For best results with OpenVINO, it is recommended to convert the model to OpenVINO IR format. OpenVINO supports PyTorch via ONNX conversion. We will use torch.onnx.export for exporting the ONNX model from PyTorch. We need to provide initialized model’s instance and example of inputs for shape inference. We will use mo.convert_model functionality to convert the ONNX models. The mo.convert_model Python function returns an OpenVINO model ready to load on the device and start making predictions.

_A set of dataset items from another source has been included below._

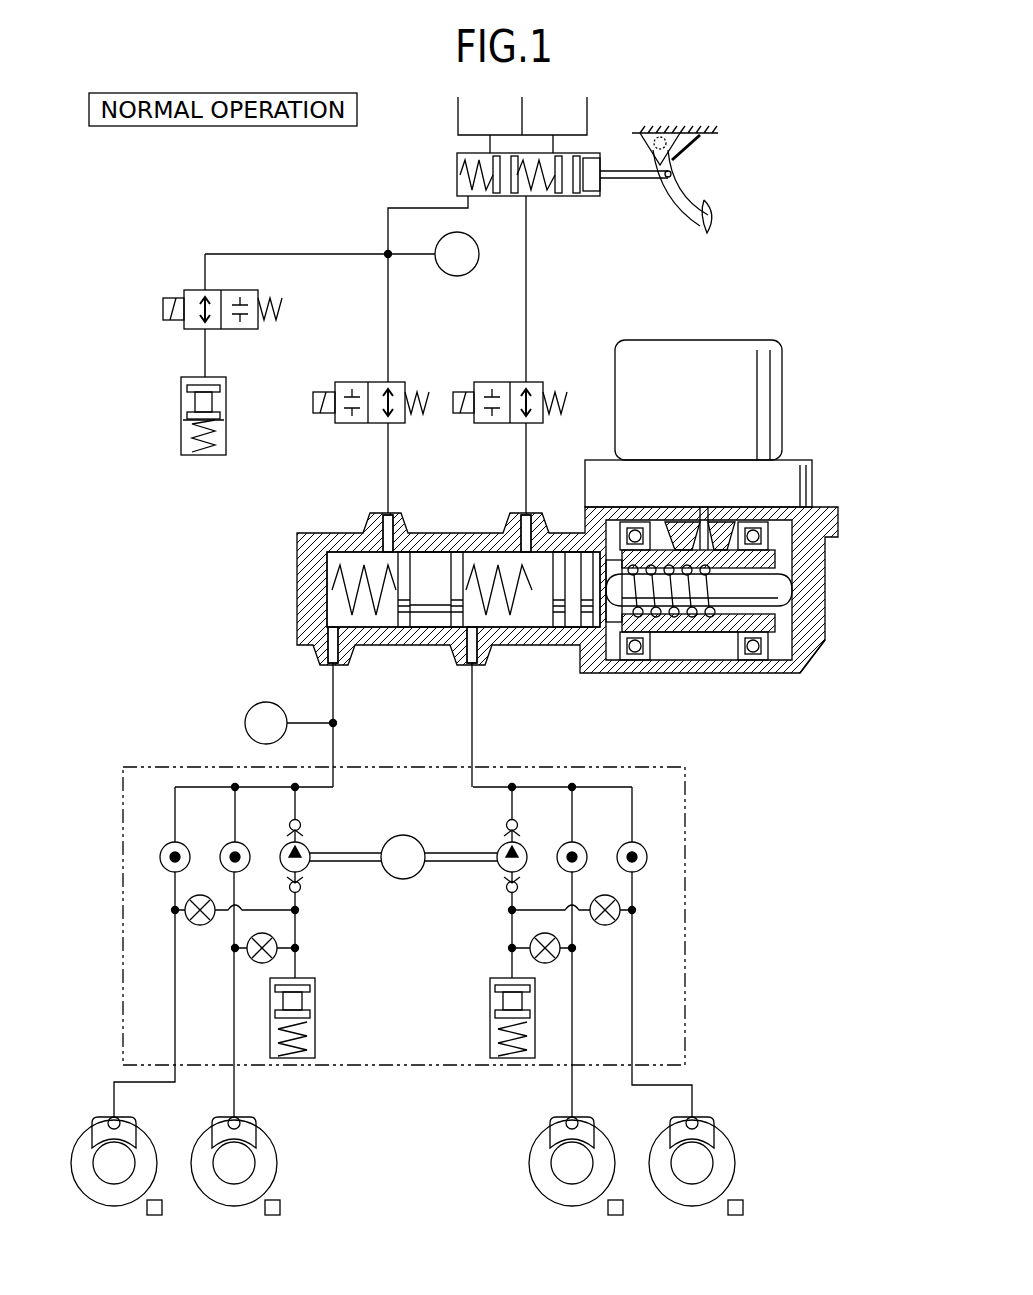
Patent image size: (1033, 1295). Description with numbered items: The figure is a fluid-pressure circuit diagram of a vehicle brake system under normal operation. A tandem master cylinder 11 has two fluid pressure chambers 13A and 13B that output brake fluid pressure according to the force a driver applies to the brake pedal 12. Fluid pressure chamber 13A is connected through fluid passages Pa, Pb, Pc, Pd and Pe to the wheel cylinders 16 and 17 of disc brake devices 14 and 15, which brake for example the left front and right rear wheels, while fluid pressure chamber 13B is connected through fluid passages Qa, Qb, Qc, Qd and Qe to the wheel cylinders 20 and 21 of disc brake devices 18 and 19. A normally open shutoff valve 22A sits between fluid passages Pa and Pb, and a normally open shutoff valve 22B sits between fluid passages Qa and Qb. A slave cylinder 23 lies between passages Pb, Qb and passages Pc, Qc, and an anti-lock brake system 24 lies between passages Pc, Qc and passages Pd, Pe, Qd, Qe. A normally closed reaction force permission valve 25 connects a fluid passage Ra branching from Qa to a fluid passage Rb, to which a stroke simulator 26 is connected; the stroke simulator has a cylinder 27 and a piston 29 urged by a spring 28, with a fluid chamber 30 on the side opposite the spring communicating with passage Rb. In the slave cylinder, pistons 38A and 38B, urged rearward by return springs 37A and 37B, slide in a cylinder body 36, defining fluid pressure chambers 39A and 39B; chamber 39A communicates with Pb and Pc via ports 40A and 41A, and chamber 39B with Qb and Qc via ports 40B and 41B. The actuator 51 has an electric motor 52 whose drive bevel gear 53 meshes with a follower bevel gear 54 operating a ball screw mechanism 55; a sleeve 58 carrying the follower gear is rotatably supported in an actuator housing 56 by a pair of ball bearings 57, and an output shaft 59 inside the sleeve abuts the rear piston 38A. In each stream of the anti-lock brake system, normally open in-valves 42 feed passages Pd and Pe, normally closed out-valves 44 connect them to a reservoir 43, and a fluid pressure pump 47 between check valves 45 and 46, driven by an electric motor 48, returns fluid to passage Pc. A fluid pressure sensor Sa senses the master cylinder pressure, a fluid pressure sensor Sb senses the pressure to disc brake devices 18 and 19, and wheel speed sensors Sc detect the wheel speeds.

The tandem master cylinder 11 is at (447, 170).
The brake pedal 12 is at (715, 224).
The fluid pressure chamber 13A is at (548, 196).
The fluid pressure chamber 13B is at (478, 198).
The disc brake device 14 is at (527, 1150).
The disc brake device 15 is at (740, 1150).
The wheel cylinder 16 is at (563, 1122).
The wheel cylinder 17 is at (705, 1122).
The disc brake device 18 is at (281, 1150).
The disc brake device 19 is at (66, 1140).
The wheel cylinder 20 is at (240, 1122).
The wheel cylinder 21 is at (100, 1122).
The shutoff valve 22A is at (535, 377).
The shutoff valve 22B is at (396, 377).
The slave cylinder 23 is at (303, 527).
The anti-lock brake system 24 is at (555, 768).
The reaction force permission valve 25 is at (186, 287).
The stroke simulator 26 is at (232, 400).
The cylinder 27 is at (228, 436).
The spring 28 is at (218, 455).
The piston 29 is at (195, 400).
The fluid chamber 30 is at (217, 380).
The cylinder body 36 is at (463, 560).
The return spring 37A is at (512, 605).
The return spring 37B is at (372, 605).
The piston 38A is at (572, 570).
The piston 38B is at (432, 570).
The fluid pressure chamber 39A is at (486, 565).
The fluid pressure chamber 39B is at (352, 565).
The port 40A is at (529, 520).
The port 40B is at (391, 520).
The port 41A is at (470, 672).
The port 41B is at (333, 668).
The in-valve 42 is at (170, 850).
The reservoir 43 is at (318, 1020).
The out-valve 44 is at (204, 926).
The check valve 45 is at (303, 891).
The check valve 46 is at (300, 820).
The fluid pressure pump 47 is at (304, 846).
The electric motor 48 is at (408, 880).
The actuator 51 is at (728, 642).
The electric motor 52 is at (765, 428).
The drive bevel gear 53 is at (716, 534).
The follower bevel gear 54 is at (716, 648).
The ball screw mechanism 55 is at (651, 620).
The actuator housing 56 is at (796, 670).
The ball bearing 57 is at (641, 531).
The sleeve 58 is at (615, 632).
The output shaft 59 is at (765, 590).
The fluid passage Ra is at (292, 253).
The fluid passage Rb is at (204, 358).
The fluid passage Qa is at (387, 340).
The fluid passage Qb is at (389, 456).
The fluid passage Qc is at (340, 697).
The fluid passage Qd is at (236, 1068).
The fluid passage Qe is at (177, 1068).
The fluid passage Pa is at (527, 306).
The fluid passage Pb is at (527, 463).
The fluid passage Pc is at (473, 707).
The fluid passage Pd is at (570, 1068).
The fluid passage Pe is at (630, 1068).
The fluid pressure sensor Sa is at (457, 262).
The fluid pressure sensor Sb is at (245, 722).
The vehicle wheel speed sensor Sc is at (162, 1207).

We can save it on disk for the next usage with openvino.runtime.serialize.

from pathlib import Path
import torch
from openvino.tools import mo
from openvino.runtime import serialize, Core

core = Core()

ov_speaker_segmentation_path = Path("pyannote-segmentation.xml")

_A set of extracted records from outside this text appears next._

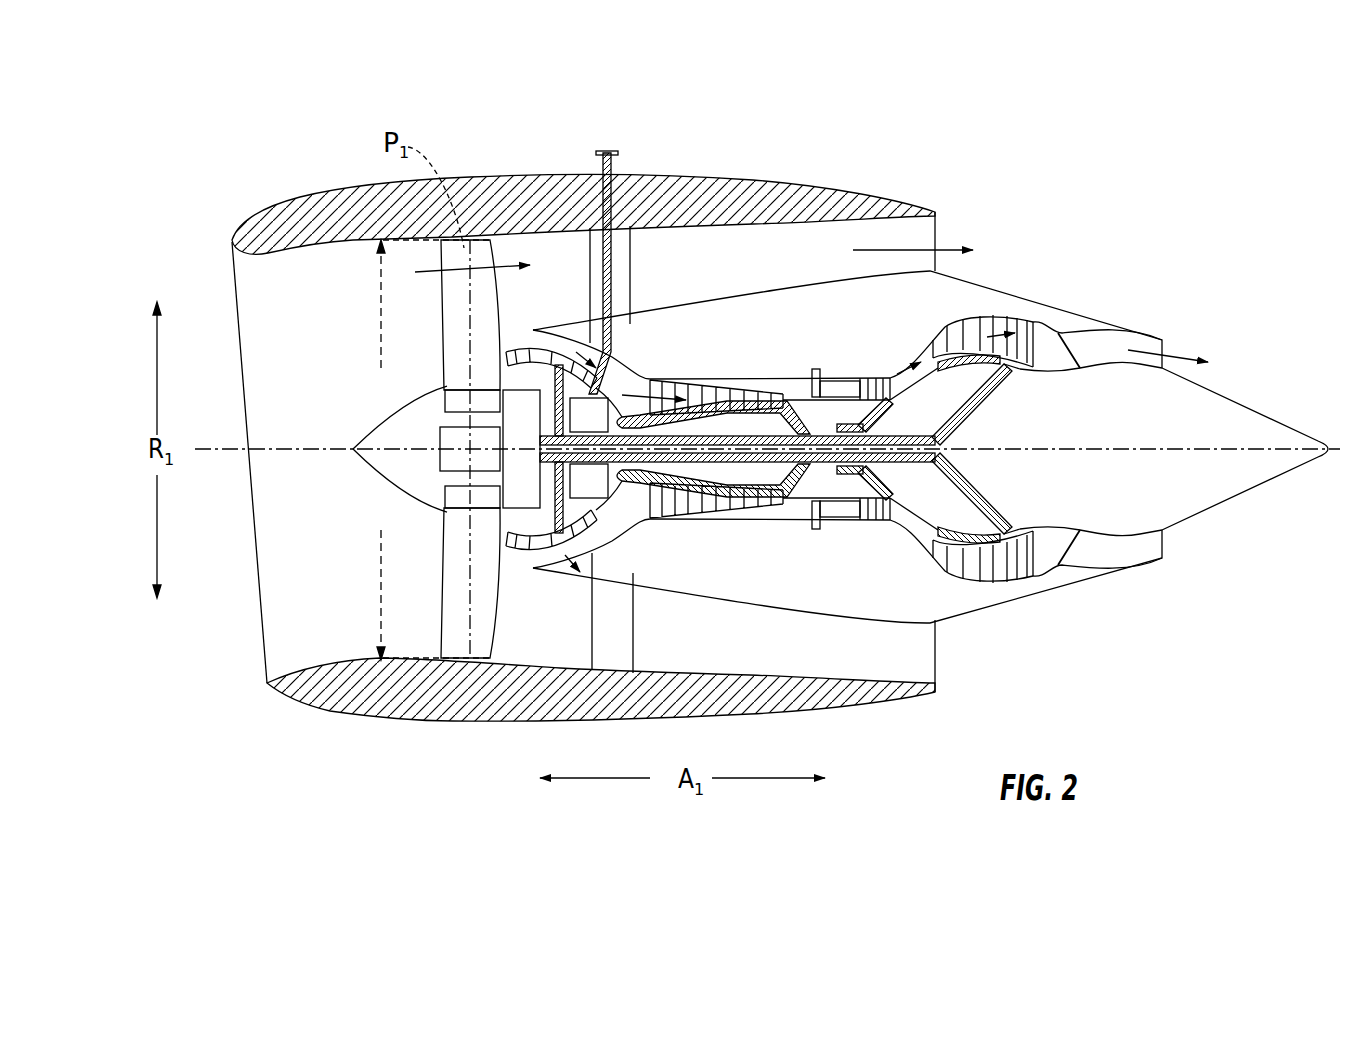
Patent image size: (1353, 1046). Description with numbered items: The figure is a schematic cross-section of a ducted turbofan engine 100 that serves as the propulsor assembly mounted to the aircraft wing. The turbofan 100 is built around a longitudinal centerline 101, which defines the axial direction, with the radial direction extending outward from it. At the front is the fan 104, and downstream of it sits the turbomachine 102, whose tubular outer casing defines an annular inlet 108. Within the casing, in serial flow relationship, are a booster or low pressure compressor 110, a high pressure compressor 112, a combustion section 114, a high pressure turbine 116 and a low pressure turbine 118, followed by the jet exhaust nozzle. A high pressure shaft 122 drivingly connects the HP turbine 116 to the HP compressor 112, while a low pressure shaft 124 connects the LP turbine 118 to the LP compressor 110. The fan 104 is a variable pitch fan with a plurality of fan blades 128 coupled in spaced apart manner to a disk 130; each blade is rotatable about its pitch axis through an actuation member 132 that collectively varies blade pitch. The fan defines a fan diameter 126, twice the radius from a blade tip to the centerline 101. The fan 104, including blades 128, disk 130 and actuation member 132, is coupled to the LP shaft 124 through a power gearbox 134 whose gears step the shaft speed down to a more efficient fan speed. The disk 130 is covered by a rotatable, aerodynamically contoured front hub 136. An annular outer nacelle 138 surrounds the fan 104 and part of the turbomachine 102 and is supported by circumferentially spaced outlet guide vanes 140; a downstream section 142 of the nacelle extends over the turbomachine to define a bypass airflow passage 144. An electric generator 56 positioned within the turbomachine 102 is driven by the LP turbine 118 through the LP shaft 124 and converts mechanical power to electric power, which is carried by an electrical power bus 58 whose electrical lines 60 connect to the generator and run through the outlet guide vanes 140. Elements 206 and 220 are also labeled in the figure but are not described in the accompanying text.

The turbofan engine 100 is at (1033, 205).
The longitudinal centerline 101 is at (1102, 447).
The turbomachine 102 is at (753, 268).
The fan 104 is at (353, 262).
The annular inlet 108 is at (535, 553).
The low pressure compressor 110 is at (582, 568).
The high pressure compressor 112 is at (663, 505).
The combustion section 114 is at (834, 518).
The high pressure turbine 116 is at (905, 520).
The low pressure turbine 118 is at (1015, 578).
The high pressure shaft 122 is at (834, 392).
The low pressure shaft 124 is at (915, 430).
The fan diameter 126 is at (380, 617).
The fan blades 128 is at (440, 590).
The disk 130 is at (462, 401).
The actuation member 132 is at (441, 433).
The power gearbox 134 is at (505, 356).
The front hub 136 is at (355, 468).
The outer nacelle 138 is at (485, 720).
The outlet guide vanes 140 is at (636, 259).
The downstream section of the nacelle 142 is at (866, 195).
The bypass airflow passage 144 is at (820, 267).
The core cowl 206 is at (790, 605).
The nozzle strut 220 is at (1078, 550).
The electric generator 56 is at (597, 490).
The electrical power bus 58 is at (589, 160).
The electrical lines 60 is at (614, 165).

if not ov_speaker_segmentation_path.exists():
    onnx_path = ov_speaker_segmentation_path.with_suffix(".onnx")
    torch.onnx.export(pipeline._segmentation.model, torch.zeros((1, 1, 80000)), onnx_path, input_names=["chunks"], output_names=["outputs"], dynamic_axes={"chunks": {0: "batch_size", 2: "wave_len"}})
    ov_speaker_segmentation = mo.convert_model(onnx_path, compress_to_fp16=True)
    serialize(ov_speaker_segmentation, str(ov_speaker_segmentation_path))
    print(f"Model successfully converted to IR and saved to {ov_speaker_segmentation_path}")
else:
    ov_speaker_segmentation = core.read_model(ov_speaker_segmentation_path)
    print(f"Model successfully loaded from {ov_speaker_segmentation_path}")
Model successfully converted to IR and saved to pyannote-segmentation.xml

Replace segmentation model with OpenVINO

from openvino.runtime import Core

core = Core()

ov_seg_model = core.compile_model(ov_speaker_segmentation)
infer_request = ov_seg_model.create_infer_request()
ov_seg_out = ov_seg_model.output(0)
import numpy as np


def infer_segm(chunks: torch.Tensor) -> np.ndarray:
    """
    Inference speaker segmentation mode using OpenVINO
    Parameters:
        chunks (torch.Tensor) input audio chunks
    Return:
        segments (np.ndarray)
    """
    res = ov_seg_model(chunks)
    return res[ov_seg_out]


pipeline._segmentation.infer = infer_segm

Run speaker diarization with OpenVINO

start = time.perf_counter()
diarization = pipeline(AUDIO_FILE)
end = time.perf_counter()
print(f"Diarization pipeline took {end - start:.2f} s")
Diarization pipeline took 15.31 s
diarization
../_images/212-pyannote-speaker-diarization-with-output_25_0.png
for turn, _, speaker in diarization.itertracks(yield_label=True):
    print(f"start={turn.start:.1f}s stop={turn.end:.1f}s speaker_{speaker}")
start=6.7s stop=7.1s speaker_SPEAKER_02
start=7.6s stop=8.7s speaker_SPEAKER_02
start=8.7s stop=10.0s speaker_SPEAKER_01
start=9.8s stop=11.0s speaker_SPEAKER_02
start=10.6s stop=14.7s speaker_SPEAKER_01
start=14.3s stop=17.9s speaker_SPEAKER_00
start=17.9s stop=21.5s speaker_SPEAKER_01
start=18.3s stop=18.4s speaker_SPEAKER_00
start=21.7s stop=28.6s speaker_SPEAKER_00
start=27.8s stop=29.5s speaker_SPEAKER_01

Nice! As we can see, the result preserves the same level of accuracy!